What do you plan to write in 2017? Are you setting writing resolutions for the year?
I gave up setting formal New Year’s Resolutions decades ago, but I still do spend some time thinking about what the year may hold and what I’d like to get done. My intentions for 2016 were to get settled in a new home and new community. That included finding local writing community.
The year unfolded just as I’d intended. As 2017 rolls in, I do feel settled. I still have a few embellishments to complete, but my previously adobe-colored office is now a cheery pale lemon ice with yards of white shelves on the walls. It has become the comfortable, creativity enhancing “room of my own” that I’ve always dreamed of having, and I no longer share space with the laundry.
Sure enough, community roots are spreading. I found a wonderful book club at my local library branch. We’ve connected with several neighbors in our larger community. We’re enjoying family events.
Starting to teach again…
I was unsure whether I wanted to return to teaching after our move, but Olga Wise, a writer friend I made at the 2008 Story Circle conference, insisted I get involved with Austin’s Lifetime Learning Institute (LLI), the rough equivalent of the Osher programs I was involved with in Pittsburgh. I’m forever grateful to Olga. That energizing experience reminded me why I love teaching lifestory writing.
You know how sometimes things seem preordained? I began mentioning to people I met in random places that I was teaching a lifestory writing class. “When are you doing it again? I’ve been looking for something like that!” I told them about LLI and took their names. I already knew demand is high. LLI offered three classes on some aspect of life writing last fall, and all were filled to capacity. Mine had 19 sign up with a limit of 18, and nobody here knew who I was.
That obvious enthusiasm nudged me to contact the program manager for Austin Public Libraries to explore possibilities for setting up library sponsored lifestory writing groups in branches. We concurred that starting small makes sense. Valentine’s week I’ll begin leading free, six-week classes in two library locations, with the stated goal that they’ll transform into self-sufficient, self-sustaining, ongoing writing groups when the classes end. We’ll see how that goes.
Meanwhile, about half the fall LLI class decided to keep meeting and they have become an officially sanctioned library group in a third location.
New book project …
My biggest writing project for the year is a new book, yet to be titled, to take the place of the now out-of-print Heart and Craft of Lifestory Writing. This book will cover the basics of writing piles of short stories that can later be incorporated into anthologies, memoirs, autobiographies, or some form of informal lifestory. You’ll be hearing a lot more about that project.
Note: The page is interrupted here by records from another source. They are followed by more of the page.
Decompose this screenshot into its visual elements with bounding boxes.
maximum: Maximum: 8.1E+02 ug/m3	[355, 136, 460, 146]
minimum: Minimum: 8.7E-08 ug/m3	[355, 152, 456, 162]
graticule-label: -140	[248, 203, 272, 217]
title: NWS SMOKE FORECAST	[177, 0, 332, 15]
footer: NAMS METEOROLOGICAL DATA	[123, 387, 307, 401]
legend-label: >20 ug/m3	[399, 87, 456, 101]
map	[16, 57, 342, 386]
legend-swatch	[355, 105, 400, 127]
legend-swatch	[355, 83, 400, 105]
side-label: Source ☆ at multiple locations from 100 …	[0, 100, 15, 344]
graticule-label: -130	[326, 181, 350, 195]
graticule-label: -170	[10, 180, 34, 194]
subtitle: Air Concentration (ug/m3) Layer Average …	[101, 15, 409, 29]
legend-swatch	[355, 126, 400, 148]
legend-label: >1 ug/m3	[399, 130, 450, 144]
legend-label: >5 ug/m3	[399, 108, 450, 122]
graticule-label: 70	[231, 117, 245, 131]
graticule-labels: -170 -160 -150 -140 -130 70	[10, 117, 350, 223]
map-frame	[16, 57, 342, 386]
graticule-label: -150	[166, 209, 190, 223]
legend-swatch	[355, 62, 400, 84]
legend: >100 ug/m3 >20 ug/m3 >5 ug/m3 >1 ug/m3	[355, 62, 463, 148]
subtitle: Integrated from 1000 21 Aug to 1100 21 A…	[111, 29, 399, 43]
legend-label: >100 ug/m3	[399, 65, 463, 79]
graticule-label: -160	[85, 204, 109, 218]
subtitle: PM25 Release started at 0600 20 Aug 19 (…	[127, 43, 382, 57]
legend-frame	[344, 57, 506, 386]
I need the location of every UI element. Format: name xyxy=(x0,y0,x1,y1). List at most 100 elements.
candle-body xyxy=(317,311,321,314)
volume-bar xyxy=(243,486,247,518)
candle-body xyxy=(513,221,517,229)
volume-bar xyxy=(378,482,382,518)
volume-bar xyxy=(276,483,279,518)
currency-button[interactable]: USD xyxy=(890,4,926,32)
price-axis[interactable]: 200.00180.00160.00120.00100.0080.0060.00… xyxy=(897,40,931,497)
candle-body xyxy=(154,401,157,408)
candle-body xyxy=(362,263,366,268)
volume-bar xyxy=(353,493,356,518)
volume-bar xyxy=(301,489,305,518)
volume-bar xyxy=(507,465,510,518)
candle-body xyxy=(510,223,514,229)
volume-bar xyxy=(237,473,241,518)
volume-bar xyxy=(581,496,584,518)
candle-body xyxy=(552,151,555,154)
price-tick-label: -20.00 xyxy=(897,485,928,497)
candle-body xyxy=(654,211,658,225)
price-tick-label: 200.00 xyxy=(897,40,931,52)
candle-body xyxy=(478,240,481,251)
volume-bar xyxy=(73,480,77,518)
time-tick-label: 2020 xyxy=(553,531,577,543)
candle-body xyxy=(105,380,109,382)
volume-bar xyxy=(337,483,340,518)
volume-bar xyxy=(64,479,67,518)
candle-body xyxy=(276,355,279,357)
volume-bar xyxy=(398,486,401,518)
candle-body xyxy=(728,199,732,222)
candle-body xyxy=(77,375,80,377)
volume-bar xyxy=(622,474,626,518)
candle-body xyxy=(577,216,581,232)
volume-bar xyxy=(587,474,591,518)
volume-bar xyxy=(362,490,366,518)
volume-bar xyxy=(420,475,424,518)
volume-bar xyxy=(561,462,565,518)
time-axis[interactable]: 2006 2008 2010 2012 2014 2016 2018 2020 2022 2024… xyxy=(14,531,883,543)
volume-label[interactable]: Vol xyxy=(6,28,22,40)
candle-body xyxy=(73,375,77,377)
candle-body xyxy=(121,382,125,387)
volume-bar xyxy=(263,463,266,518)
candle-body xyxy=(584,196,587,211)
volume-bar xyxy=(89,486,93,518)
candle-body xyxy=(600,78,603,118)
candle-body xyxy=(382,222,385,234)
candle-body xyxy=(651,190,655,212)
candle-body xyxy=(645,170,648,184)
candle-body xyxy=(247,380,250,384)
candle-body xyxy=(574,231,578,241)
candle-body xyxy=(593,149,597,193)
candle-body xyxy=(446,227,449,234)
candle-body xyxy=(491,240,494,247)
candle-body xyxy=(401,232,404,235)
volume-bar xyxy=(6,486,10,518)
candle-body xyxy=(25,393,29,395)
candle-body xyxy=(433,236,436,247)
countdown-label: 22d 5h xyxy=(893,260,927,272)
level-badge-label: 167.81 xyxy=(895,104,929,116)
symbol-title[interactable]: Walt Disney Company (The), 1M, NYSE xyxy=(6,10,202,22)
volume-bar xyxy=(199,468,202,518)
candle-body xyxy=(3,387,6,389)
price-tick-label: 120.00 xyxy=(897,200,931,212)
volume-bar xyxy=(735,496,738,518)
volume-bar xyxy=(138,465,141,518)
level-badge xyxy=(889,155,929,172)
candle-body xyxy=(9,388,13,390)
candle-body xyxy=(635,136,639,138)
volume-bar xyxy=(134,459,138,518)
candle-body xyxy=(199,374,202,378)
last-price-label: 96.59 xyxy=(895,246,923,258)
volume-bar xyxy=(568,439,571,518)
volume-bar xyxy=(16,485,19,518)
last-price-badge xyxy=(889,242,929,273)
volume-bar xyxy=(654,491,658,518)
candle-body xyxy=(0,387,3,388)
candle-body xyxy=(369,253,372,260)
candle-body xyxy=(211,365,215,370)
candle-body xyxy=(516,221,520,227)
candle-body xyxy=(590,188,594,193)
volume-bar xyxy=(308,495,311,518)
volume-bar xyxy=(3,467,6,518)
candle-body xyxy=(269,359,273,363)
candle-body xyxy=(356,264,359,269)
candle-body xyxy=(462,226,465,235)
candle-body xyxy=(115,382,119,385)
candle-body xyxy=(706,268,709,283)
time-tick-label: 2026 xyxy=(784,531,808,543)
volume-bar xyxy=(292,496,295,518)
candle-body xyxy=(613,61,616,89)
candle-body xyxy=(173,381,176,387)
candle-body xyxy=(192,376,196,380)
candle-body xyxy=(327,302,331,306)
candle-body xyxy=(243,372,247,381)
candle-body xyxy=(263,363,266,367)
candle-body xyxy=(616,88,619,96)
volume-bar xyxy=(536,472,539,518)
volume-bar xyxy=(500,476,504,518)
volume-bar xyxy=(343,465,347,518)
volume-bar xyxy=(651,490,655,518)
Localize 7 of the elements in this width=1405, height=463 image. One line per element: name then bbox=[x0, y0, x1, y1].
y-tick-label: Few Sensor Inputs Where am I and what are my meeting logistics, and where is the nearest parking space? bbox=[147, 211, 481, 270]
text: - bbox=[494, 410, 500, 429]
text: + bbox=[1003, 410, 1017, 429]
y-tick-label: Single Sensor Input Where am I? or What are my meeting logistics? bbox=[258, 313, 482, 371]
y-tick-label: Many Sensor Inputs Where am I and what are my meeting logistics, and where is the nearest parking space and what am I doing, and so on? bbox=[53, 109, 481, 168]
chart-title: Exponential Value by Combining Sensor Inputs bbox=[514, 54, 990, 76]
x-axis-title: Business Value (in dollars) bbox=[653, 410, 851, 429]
So, my writing vision for 2017 is a finished book by the end of the year, and at least fifty people engaged with lifestory writing groups here in Austin. If anyone feels inclined to begin teaching or starting groups in your community, please send me an email. I’ll be happy to help, however I can.
What about you?
What writing projects do you envision starting and/or completing in 2017? If you leave a brief comment about your hopes or committed plans, you’ll strengthen the likelihood you’ll actually get them done.
If you don’t already have a project in mind, I have a suggestion: Finish an anthology of two dozen stories and use CreateSpace to print copies for family holiday gifts next year.
What have you accomplished in 2016? Toot your horn in a comment!